“Sibyl” é um genial melodrama de Justine Triet, que competiu com o filme em Cannes antes de agora chegar ao Lisbon & Sintra Film Festival.
No universo do grande ecrã, raro é o psicoterapeuta que se pode orgulhar da sua competência e profissionalismo. Afinal, da pura eficácia raramente se obtém drama decente. Nesse aspeto, a figura titular de “Sibyl” é uma perfeita psicoterapeuta para a narrativa cinematográfica. Drama é o que não falta na sua vida e, quando tudo se acalma, ela própria está pronta a minar as cavernas da memória em busca de algum farrapo de caos que venha desordenar o espírito.
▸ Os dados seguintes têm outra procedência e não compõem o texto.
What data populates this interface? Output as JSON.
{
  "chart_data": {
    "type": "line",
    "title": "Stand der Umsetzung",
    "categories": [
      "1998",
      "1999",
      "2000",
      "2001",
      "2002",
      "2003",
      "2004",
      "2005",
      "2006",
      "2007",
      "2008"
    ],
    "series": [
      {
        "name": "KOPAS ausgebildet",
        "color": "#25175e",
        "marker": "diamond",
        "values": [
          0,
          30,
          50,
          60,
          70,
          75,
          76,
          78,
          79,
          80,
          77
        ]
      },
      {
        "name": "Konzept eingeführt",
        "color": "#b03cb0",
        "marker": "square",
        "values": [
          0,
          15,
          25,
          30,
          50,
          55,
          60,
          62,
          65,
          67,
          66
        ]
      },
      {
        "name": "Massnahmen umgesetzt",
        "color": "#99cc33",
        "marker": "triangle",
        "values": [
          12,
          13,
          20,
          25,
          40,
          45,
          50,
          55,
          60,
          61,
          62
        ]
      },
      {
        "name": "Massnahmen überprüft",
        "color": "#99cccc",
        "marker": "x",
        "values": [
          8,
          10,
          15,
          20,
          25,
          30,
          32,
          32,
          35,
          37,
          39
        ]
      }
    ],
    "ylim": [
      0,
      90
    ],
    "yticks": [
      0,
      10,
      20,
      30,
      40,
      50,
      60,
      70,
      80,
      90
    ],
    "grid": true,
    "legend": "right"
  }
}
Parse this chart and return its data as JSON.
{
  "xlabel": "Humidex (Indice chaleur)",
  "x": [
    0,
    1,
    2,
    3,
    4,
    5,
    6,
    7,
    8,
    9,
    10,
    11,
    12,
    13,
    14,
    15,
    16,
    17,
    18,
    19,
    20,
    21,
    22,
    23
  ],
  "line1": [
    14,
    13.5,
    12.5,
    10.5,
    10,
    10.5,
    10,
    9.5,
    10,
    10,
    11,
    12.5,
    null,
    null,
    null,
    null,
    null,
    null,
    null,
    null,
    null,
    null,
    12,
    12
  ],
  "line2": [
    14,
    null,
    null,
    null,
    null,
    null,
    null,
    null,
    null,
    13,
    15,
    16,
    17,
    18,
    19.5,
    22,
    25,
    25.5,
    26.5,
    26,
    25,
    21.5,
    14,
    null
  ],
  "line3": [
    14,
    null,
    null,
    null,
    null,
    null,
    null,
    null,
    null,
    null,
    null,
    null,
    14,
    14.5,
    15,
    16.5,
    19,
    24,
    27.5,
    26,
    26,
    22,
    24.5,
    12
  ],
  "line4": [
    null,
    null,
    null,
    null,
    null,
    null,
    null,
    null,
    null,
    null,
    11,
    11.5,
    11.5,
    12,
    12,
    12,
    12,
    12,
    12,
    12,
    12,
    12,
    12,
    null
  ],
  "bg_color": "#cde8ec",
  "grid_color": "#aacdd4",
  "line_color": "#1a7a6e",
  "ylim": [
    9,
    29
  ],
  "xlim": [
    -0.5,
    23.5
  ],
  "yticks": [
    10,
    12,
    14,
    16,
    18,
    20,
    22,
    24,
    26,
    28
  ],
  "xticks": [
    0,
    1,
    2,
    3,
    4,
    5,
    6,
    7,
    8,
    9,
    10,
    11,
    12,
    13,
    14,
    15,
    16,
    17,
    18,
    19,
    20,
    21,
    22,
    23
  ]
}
Além disso, em termos de profissionalismo, Sibyl é um zero à esquerda, estando sempre pronta a atirar princípios borda fora e mergulhar de cabeça nas escolhas mais amorais imagináveis para alguém da sua profissão. Sibyl é um desastre e, por isso mesmo, observá-la é um deleite.
A narrativa do mais recente filme de Justine Triet começa num ponto de viragem na vida desta protagonista. Sibyl decidiu dedicar-se à escrita depois de anos a fazer carreira enquanto psicoterapeuta. Apesar dos presságios ominosos de um editor, ela não vacila nas suas escolhas e tem todo o apoio que precisa no idílio familiar. O marido charmoso está sempre pronto a apoiá-la, a irmã excêntrica que vive com ela não se importa de tomar conta das filhas de Sibyl enquanto ela se fecha na clausura do artista em trabalho. O único senão neste cenário é uma crónica falta de inspiração que torna a folha em branco num inimigo tão formidável quanto assustador, seu vazio um constante dedo a apontar para as inseguranças da mulher que não o consegue preencher.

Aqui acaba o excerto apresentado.